His project eventually became the company To The Stars... Academy of Arts & Sciences, which, according to its jargon-heavy website, uses documents and materials to develop "the transformative technologies behind it to wider applications of public benefit" and "exciting stories that inspire a new understanding and appreciation for the profound mysteries of our universe." In other words, it's a California startup company, with a tech division and an entertainment branding division, as well as an added extraterrestrial flair, courtesy of the Pentagon scientists on the board. Still, Tom DeLonge does seem to genuinely believe in the subjects he evangelizes. 

Enema of the State

Pretty much everyone was unsure how to take this turn from singing about the existence of alien life, to stating with eyes wide, "No, aliens exist." Still,  DeLonge's impact in UFO culture cannot be denied. In April 2020, Global News pivoted from explaining how the Pentagon's choice to declassify three videos, to explaining how this was further vindication for DeLonge, who had released these very videos to The New York Times in 2017. So, DeLonge does seem to put some money where his mouth is. However, what he says doesn't always inspire confidence, as seen in an emblematic sentence Eric Berger quotes from the book co-written by DeLonge — titled Sekret Machines: Gods — in a piece for Ars Technica: "If we posit an alien abduction taking place in ancient Israel, for instance, it would have been recorded much the same way that Genesis recorded angels mating with humans and creating monsters." 

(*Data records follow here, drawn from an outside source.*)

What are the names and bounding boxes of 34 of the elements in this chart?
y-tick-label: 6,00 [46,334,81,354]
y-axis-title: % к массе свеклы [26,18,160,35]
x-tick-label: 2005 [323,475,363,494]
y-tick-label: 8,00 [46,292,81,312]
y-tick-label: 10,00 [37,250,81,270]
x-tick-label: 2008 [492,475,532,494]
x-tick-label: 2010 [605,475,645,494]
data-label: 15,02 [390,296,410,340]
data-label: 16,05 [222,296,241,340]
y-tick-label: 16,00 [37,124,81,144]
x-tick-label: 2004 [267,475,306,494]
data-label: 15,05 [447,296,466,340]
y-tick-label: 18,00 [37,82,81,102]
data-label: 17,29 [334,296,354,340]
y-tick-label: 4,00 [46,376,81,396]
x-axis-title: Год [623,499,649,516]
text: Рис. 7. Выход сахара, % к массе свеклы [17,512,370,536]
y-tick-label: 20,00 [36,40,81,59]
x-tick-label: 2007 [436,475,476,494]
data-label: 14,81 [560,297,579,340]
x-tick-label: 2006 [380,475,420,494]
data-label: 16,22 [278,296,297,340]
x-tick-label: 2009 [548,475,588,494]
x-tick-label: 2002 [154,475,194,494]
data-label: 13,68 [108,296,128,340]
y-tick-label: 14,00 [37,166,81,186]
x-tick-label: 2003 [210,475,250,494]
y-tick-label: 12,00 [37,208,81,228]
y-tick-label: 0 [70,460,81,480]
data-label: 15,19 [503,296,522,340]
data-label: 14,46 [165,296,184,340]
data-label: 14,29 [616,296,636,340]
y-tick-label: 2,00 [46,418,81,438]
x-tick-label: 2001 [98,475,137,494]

Berger's response? "Indeed." 

Other issues with the company arose in 2018 with the Securities and Exchange Commission's announcement that "Currently, the company does not have any commitments or assurances for additional capital, other than disclosed above, nor can the company provide assurance that such sources of funds will be available to it on favorable terms, or at all." Basically, they couldn't pay the $37,432,000 they owed. With such details in mind, it's hard to see DeLonge's company as anything other than either a crackpot passion project, or yet another future-looking California business. Both, perhaps.